Ai ... a minha vida de Courgette!
Icare, mais conhecido como Courgette, é um rapaz de nove anos cujo infortúnio bateu-lhe à porta: a sua mãe morreu. A criança é, assim, transportada para um orfanato onde tentará conviver com outros na mesma situação, ou não, que ele. Sob o olhar atencioso de Raymond, um policial que encarregou-se do seu caso, Courgette tentará por entre a sua vida caótica encontrar a felicidade nas pequenas coisas.
A primeira longa-metragem do suíço Claude Barras é uma aventura espirituosa que se assume como uma afronta ao legado mercantil da Disney, pois com uma duração com mais ou menos uma hora (não mais que isso) consegue construir uma trama igualmente emocional sem o recurso a conflitos demarcados e moralidades maniqueístas. Trata-se de um filme sobre crianças, ao contrário da tendência de filmes para crianças, uma obra honesta nas ambições dos seus “heróis” e verdadeiramente presente nestas.

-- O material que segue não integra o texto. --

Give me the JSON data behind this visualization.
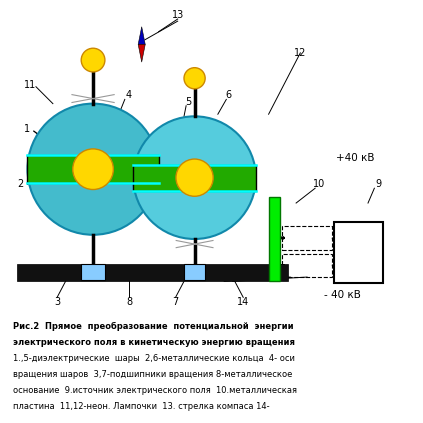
{
  "background_color": "#ffffff",
  "s1x": 0.22,
  "s1y": 0.6,
  "s1r": 0.155,
  "s2x": 0.46,
  "s2y": 0.58,
  "s2r": 0.145,
  "sphere1_color": "#44BBCC",
  "sphere2_color": "#55CCDD",
  "band_color": "#22AA00",
  "ball_color": "#FFD700",
  "ball_edge_color": "#CC8800",
  "shaft_color": "#000000",
  "base_color": "#111111",
  "bearing_color": "#88CCFF",
  "plate_color": "#00EE00",
  "box_color": "#ffffff",
  "compass_blue": "#0000BB",
  "compass_red": "#CC0000",
  "label_13": "13",
  "label_12": "12",
  "label_11": "11",
  "label_4": "4",
  "label_5": "5",
  "label_6": "6",
  "label_1": "1",
  "label_2": "2",
  "label_10": "10",
  "label_9": "9",
  "label_3": "3",
  "label_8": "8",
  "label_7": "7",
  "label_14": "14",
  "plus40kv": "+40 кВ",
  "minus40kv": "- 40 кВ",
  "caption_bold1": "Рис.2  Прямое  преобразование  потенциальной  энергии",
  "caption_bold2": "электрического поля в кинетическую энергию вращения",
  "caption3": "1.,5-диэлектрические  шары  2,6-металлические кольца  4- оси",
  "caption4": "вращения шаров  3,7-подшипники вращения 8-металлическое",
  "caption5": "основание  9.источник электрического поля  10.металлическая",
  "caption6": "пластина  11,12-неон. Лампочки  13. стрелка компаса 14-"
}
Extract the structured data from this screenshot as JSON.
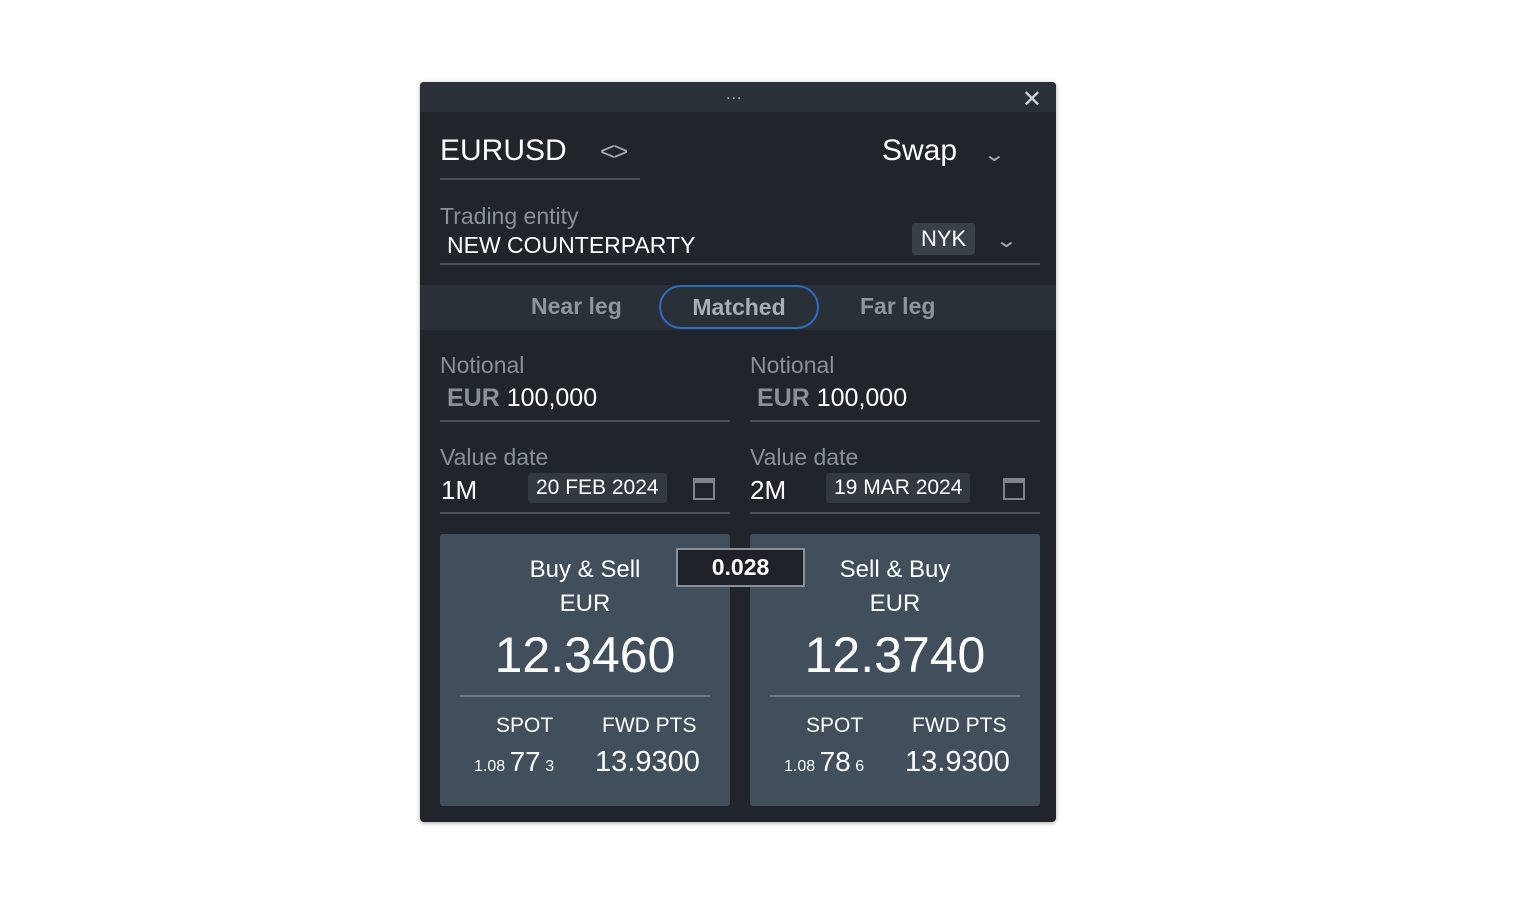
{
  "window": {
    "drag_handle": "...",
    "close": "✕"
  },
  "header": {
    "pair": "EURUSD",
    "type": "Swap"
  },
  "entity": {
    "label": "Trading entity",
    "value": "NEW COUNTERPARTY",
    "location": "NYK"
  },
  "tabs": [
    {
      "label": "Near leg"
    },
    {
      "label": "Matched",
      "active": true
    },
    {
      "label": "Far leg"
    }
  ],
  "near": {
    "notional_label": "Notional",
    "currency": "EUR",
    "amount": "100,000",
    "date_label": "Value date",
    "tenor": "1M",
    "date": "20 FEB 2024"
  },
  "far": {
    "notional_label": "Notional",
    "currency": "EUR",
    "amount": "100,000",
    "date_label": "Value date",
    "tenor": "2M",
    "date": "19 MAR 2024"
  },
  "spread": "0.028",
  "cards": [
    {
      "side": "Buy & Sell",
      "currency": "EUR",
      "price": "12.3460",
      "spot_label": "SPOT",
      "spot_big": "1.08",
      "spot_pips": "77",
      "spot_frac": "3",
      "fwd_label": "FWD PTS",
      "fwd": "13.9300"
    },
    {
      "side": "Sell & Buy",
      "currency": "EUR",
      "price": "12.3740",
      "spot_label": "SPOT",
      "spot_big": "1.08",
      "spot_pips": "78",
      "spot_frac": "6",
      "fwd_label": "FWD PTS",
      "fwd": "13.9300"
    }
  ],
  "colors": {
    "accent": "#2f6cc4",
    "card": "#414e5c",
    "panel": "#20252c"
  }
}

Courgette, a figura, capta a nossa atenção pelo seu jeito doce, inocente e Claude Barras, em colaboração com Céline Sciamma (autora do argumento adaptado de uma obra de Gille Paris), invocam devidamente essa ingenuidade digna dos “enfants”. No meio desse olhar deliciado e subjugado aos efeitos de um tom intrinsecamente agridoce, “Ma Vie de Courgette” é aquilo que poderemos identificar como um dois em um. Uma animação stop-motion que encara o infortúnio como um ciclo vivente e despejado (sem vozes panfletárias) na superação, e, ao mesmo tempo, uma subversiva visão para com o sistema de tutores e de adoção.

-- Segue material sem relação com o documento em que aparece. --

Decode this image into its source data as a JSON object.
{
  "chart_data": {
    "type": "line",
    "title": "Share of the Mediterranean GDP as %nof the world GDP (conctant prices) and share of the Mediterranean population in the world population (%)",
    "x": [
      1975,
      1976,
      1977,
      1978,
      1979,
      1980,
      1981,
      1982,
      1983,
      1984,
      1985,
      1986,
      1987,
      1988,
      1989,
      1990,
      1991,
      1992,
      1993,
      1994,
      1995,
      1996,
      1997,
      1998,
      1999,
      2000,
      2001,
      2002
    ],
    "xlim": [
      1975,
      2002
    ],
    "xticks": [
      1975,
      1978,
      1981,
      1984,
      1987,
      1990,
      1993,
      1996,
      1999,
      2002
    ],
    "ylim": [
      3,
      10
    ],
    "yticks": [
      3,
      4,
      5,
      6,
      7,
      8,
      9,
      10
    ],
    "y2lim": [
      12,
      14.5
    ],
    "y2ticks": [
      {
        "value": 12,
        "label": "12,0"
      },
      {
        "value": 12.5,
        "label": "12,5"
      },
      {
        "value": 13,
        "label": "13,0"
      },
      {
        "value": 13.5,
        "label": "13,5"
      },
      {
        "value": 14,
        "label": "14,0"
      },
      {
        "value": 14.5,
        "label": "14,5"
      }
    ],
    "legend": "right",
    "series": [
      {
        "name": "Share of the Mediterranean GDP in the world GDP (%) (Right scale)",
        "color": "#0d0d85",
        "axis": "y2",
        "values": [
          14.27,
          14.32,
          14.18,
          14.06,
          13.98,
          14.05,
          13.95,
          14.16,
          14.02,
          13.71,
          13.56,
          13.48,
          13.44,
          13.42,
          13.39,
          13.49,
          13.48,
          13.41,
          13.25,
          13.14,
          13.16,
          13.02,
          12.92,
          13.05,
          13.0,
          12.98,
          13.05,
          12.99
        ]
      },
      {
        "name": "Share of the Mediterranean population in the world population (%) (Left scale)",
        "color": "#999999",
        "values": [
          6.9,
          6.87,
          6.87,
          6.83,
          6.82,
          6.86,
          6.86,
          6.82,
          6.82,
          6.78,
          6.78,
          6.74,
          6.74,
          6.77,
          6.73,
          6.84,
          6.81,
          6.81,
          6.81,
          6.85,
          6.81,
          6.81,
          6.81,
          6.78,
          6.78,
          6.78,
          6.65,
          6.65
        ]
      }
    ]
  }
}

Em tempos de “Bambi”, onde a morte era vista como um trauma incontornável mas parte integral da vida (tal como ela é, sem floreados), “Ma Vie de Courgette” poderia ter triunfado na audiência mais jovem, mesmo com as claras sugestões que encontramos em determinadas personagens. Mas numa época como aquela que se vive hoje, onde os nossos filhos estão sob uma constante, e por vezes alarmante, vigilância e protecção (e nisso reflete a qualidade dos desenhos animados que assistem), o filme de Claude Barras será restringido apenas a um público adulto.

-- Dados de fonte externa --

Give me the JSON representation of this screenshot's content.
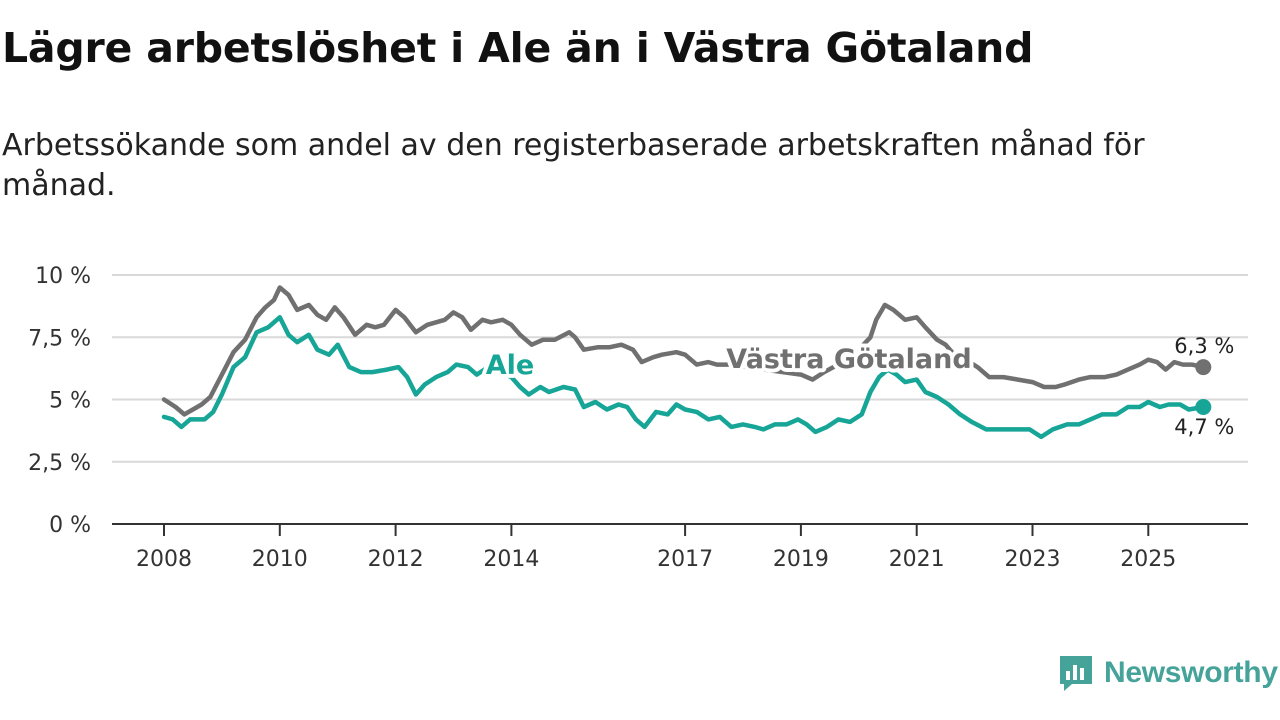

Porém, espera-se que haja um passe-a-palavra, “Ma Vie de Courgette”, que teve a ventura de estrear em Cannes com algum entusiasmo e a nomeação ao Óscar ao lado de outros concorrentes de peso como “Kubo and the Two Strings” e “The Red Turtle” (o prémio, que infelizmente, caiu nas mãos do mais previsível e formatado candidato), é um mimo para a nossa sensibilidade. Um mimo acima do que aquilo que realmente merecemos!